Deputados da federação União Progressista, formada pelo PP e União Brasil, anunciaram sua saída do governo Lula. O comunicado foi feito na terça-feira, 2 de outubro, pelos presidentes das legendas, Ciro Nogueira e Antonio Rueda. Eles determinaram que todos os “detentores de mandatos” devem deixar seus cargos até 30 de setembro, sob pena de expulsão das siglas.

A saída dos ministros Celso Sabino (Turismo) e André Fufuca (Esporte) foi destacada, mas a expectativa é de que essa mudança não afete a votação no Congresso. Parlamentares da federação acreditam que a maioria dos deputados que já apoiavam o governo continuará a votar a favor, enquanto os opositores manterão suas posições contrárias.

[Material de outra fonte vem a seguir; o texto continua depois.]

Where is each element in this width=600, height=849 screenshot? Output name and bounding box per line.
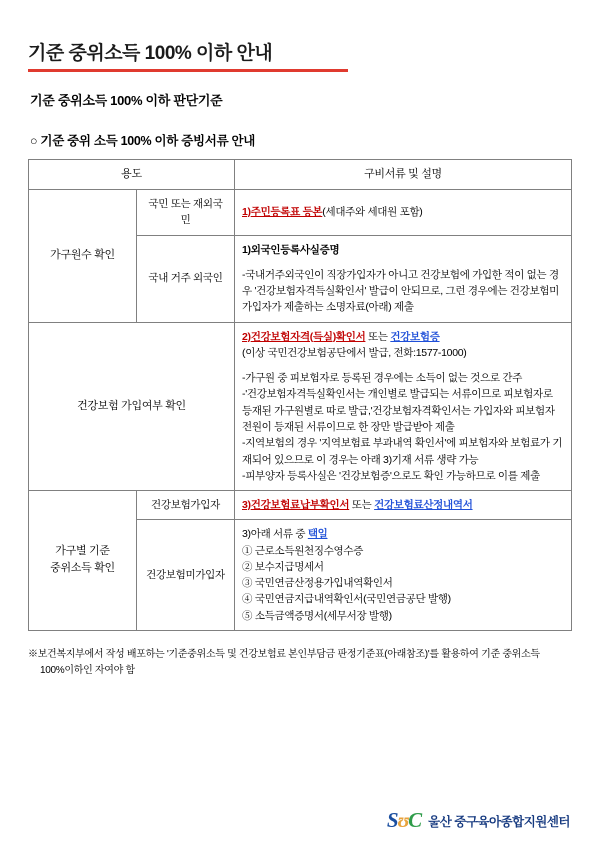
doc-number-1: 1) (242, 206, 251, 219)
doc-number-2: 2) (242, 330, 251, 343)
doc-or-separator: 또는 (365, 330, 391, 343)
uninsured-doc-head-emphasis: 택일 (307, 528, 328, 541)
title-underline (28, 69, 348, 72)
sub-label-national: 국민 또는 재외국민 (137, 190, 235, 236)
table-row (29, 322, 572, 490)
insurance-note-4: -피부양자 등록사실은 '건강보험증'으로도 확인 가능하므로 이를 제출 (242, 469, 540, 482)
uninsured-doc-item-2: ② 보수지급명세서 (242, 560, 324, 573)
doc-link-insurance-qualification: 건강보험자격(득실)확인서 (250, 330, 366, 343)
column-header-purpose: 용도 (29, 160, 235, 190)
column-header-documents: 구비서류 및 설명 (235, 160, 572, 190)
doc-foreigner-note: -국내거주외국인이 직장가입자가 아니고 건강보험에 가입한 적이 없는 경우 '건강보험자격득실확인서' 발급이 안되므로, 그런 경우에는 건강보험미가입자가 제출하는 소명자료(아래) 제출 (242, 268, 560, 314)
doc-link-insurance-calculation: 건강보험료산정내역서 (374, 499, 473, 512)
footer (387, 808, 570, 833)
table-row (29, 190, 572, 236)
uninsured-doc-head-prefix: 3)아래 서류 중 (242, 528, 308, 541)
row-label-median-income-line2: 중위소득 확인 (50, 562, 115, 575)
doc-insurance-issuer-note: (이상 국민건강보험공단에서 발급, 전화:1577-1000) (242, 346, 467, 359)
organization-logo-icon: SʊC (386, 808, 422, 832)
row-label-median-income-line1: 가구별 기준 (55, 545, 110, 558)
title-block (28, 30, 572, 72)
insurance-note-2: -'건강보험자격득실확인서는 개인별로 발급되는 서류이므로 피보험자로 등재된 가구원별로 따로 발급,'건강보험자격확인서는 가입자와 피보험자 전원이 등재된 서류이므로 한 장만 발급받아 제출 (242, 388, 555, 433)
uninsured-doc-item-4: ④ 국민연금지급내역확인서(국민연금공단 발행) (242, 593, 451, 606)
cell-insured-docs (235, 491, 572, 520)
cell-household-national-docs (235, 190, 572, 236)
uninsured-doc-item-5: ⑤ 소득금액증명서(세무서장 발행) (242, 609, 392, 622)
footnote-line-2: 100%이하인 자여야 함 (40, 664, 135, 676)
uninsured-doc-item-3: ③ 국민연금산정용가입내역확인서 (242, 577, 393, 590)
sub-label-uninsured: 건강보험미가입자 (137, 520, 235, 631)
requirements-table (28, 159, 572, 631)
row-label-household-count: 가구원수 확인 (29, 190, 137, 323)
cell-uninsured-docs (235, 520, 572, 631)
insurance-note-1: -가구원 중 피보험자로 등록된 경우에는 소득이 없는 것으로 간주 (242, 372, 523, 385)
table-header-row (29, 160, 572, 190)
sub-label-foreigner: 국내 거주 외국인 (137, 235, 235, 322)
cell-insurance-docs (235, 322, 572, 490)
doc-link-insurance-card: 건강보험증 (390, 330, 440, 343)
organization-name: 울산 중구육아종합지원센터 (428, 814, 570, 829)
doc-foreigner-registration: 1)외국인등록사실증명 (242, 243, 340, 256)
insurance-note-3: -지역보험의 경우 '지역보험료 부과내역 확인서'에 피보험자와 보험료가 기재되어 있으므로 이 경우는 아래 3)기재 서류 생략 가능 (242, 437, 563, 466)
doc-or-separator-2: 또는 (349, 499, 375, 512)
page-title: 기준 중위소득 100% 이하 안내 (28, 43, 273, 64)
footnote (28, 647, 572, 679)
doc-note-resident-registration: (세대주와 세대원 포함) (322, 206, 423, 219)
footnote-line-1: ※보건복지부에서 작성 배포하는 '기준중위소득 및 건강보험료 본인부담금 판정기준표(아래참조)'를 활용하여 기준 중위소득 (28, 648, 540, 660)
table-row (29, 491, 572, 520)
row-label-median-income (29, 491, 137, 631)
doc-link-insurance-payment: 건강보험료납부확인서 (250, 499, 350, 512)
sub-label-insured: 건강보험가입자 (137, 491, 235, 520)
section-heading: ○ 기준 중위 소득 100% 이하 증빙서류 안내 (30, 134, 256, 148)
doc-number-3: 3) (242, 499, 251, 512)
row-label-insurance-enrollment: 건강보험 가입여부 확인 (29, 322, 235, 490)
cell-household-foreigner-docs (235, 235, 572, 322)
subtitle: 기준 중위소득 100% 이하 판단기준 (30, 93, 223, 108)
uninsured-doc-item-1: ① 근로소득원천징수영수증 (242, 544, 364, 557)
doc-link-resident-registration: 주민등록표 등본 (250, 206, 323, 219)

Avaliações internas indicam que a decisão de desembarcar do governo pode ser mais simbólica do que prática. Em temas relevantes, como a reforma do Imposto de Renda, a resistência é considerada improvável, uma vez que se trata de uma pauta popular. Um deputado, sob condição de anonimato, mencionou que alguns parlamentares podem não se distanciar totalmente do governo devido ao interesse em emendas.

A situação reflete uma crise crescente entre o governo Lula e o Congresso, com a federação buscando reafirmar sua posição política. A movimentação é vista como uma tentativa de fortalecer a base eleitoral das legendas, mesmo que a real influência no cenário legislativo permaneça incerta.